Because of this it is absolutely essential to focus on process versus outcomes. There are times you will make “mistakes” because of bad luck, despite a solid process. Other times mistakes will result from process gaps or failures. In this way you can distinguish versus “good mistakes” and “bad mistakes.” 

Good mistakes happen when you identify the correct investment thesis and you do the analysis but the investment position does not “work” (maybe because of timing). An example of this is the legion of short sellers who had The Big Short trade on in housing and mortgage bonds but ran out of time before the payoff, either because their investors ran out of patience or due to other portfolio issues.

Bad mistakes result from analytical blind spots or insufficient higher order thinking. Bad mistakes are things you should be getting right more often than not. If you dip-buy a bunch of oil companies following an oil price crash, for example, and you are not hedged to the commodity, and oil prices collapse further, and you lose even more money, then that is a bad mistake. You have fallen into a classical value trap.

The very worst mistakes are unforced errors stemming from laziness and/or hubris. Bill Ackman’s Valeant investment was the absolute worst kind of bad mistake. Not only did Ackman get Valeant spectacularly wrong, but he repeatedly deferred to Valeant management and rejected evidence contrary to his investment thesis. The result was a $4bn loss to his investors

Extrapolating beyond investing, this becomes a pretty robust framework for thinking about daily life.

Bad shit happens in life. A lot of the worst of it is completely out of our control. However, there are plenty of things you can control on a daily basis. The most foundational of these is awareness of your thought patterns and behavior.

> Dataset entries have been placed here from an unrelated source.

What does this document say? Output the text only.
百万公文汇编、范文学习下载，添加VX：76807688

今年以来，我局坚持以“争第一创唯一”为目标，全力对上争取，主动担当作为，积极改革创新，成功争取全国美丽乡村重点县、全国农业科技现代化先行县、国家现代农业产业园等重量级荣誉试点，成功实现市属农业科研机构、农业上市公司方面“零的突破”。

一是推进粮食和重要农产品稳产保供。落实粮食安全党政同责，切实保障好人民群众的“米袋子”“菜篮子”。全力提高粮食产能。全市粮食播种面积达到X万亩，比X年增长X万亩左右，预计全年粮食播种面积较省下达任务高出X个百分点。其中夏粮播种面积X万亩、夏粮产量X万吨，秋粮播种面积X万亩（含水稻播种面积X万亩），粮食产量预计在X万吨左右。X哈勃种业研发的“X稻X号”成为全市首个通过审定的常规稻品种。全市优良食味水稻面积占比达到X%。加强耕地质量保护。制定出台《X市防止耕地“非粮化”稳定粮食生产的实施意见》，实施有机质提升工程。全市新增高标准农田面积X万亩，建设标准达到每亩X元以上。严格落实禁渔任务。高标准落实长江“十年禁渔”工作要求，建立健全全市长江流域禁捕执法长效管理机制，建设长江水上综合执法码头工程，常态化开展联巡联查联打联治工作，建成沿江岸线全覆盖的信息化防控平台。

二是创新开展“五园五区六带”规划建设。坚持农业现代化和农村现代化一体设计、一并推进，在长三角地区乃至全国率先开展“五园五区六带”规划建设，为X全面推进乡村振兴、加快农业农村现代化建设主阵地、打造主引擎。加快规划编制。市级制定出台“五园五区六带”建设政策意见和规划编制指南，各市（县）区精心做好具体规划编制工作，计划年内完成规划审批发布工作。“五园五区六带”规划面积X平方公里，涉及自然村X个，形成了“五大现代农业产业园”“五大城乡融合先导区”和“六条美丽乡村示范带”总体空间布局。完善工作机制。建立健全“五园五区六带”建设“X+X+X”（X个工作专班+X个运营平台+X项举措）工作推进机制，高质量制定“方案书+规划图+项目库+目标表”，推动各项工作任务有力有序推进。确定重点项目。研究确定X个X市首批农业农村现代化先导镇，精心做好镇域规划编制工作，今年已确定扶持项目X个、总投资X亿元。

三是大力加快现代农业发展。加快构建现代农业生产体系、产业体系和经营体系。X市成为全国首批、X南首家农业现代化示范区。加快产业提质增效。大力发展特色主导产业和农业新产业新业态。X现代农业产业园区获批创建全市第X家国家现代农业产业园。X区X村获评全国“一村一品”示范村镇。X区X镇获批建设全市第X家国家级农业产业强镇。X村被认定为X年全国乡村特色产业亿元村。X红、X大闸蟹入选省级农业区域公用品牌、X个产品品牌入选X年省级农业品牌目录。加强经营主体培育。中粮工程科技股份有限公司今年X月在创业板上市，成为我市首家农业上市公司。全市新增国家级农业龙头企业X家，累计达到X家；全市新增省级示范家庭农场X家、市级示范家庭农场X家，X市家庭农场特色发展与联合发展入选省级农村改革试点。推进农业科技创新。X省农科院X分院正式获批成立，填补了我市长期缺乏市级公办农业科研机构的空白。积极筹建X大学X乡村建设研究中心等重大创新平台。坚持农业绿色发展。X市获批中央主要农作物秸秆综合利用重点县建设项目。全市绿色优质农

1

A surprising number of people do not choose to live a particular way so much as default to the behaviors that come most naturally to them. To these individuals, every misfortune is bad luck or the cosmos conspiring against them. I guarantee you have met someone who fits this profile. You are likely related to at least one of these people: someone who is perpetually ill, or short on cash, or falling victim to some “random” calamity, pinballing from one misfortune to the next.

If your process for daily living involves no conscious effort at maintaining your health, mental acuity and financial stability, you will always be vulnerable to the random shocks the cosmos throws at you. These shocks are also more likely to have a catastrophic impact.

Process, process, process! Mistakes are inevitable. What is not a foregone conclusion is what, if anything, you will learn from them.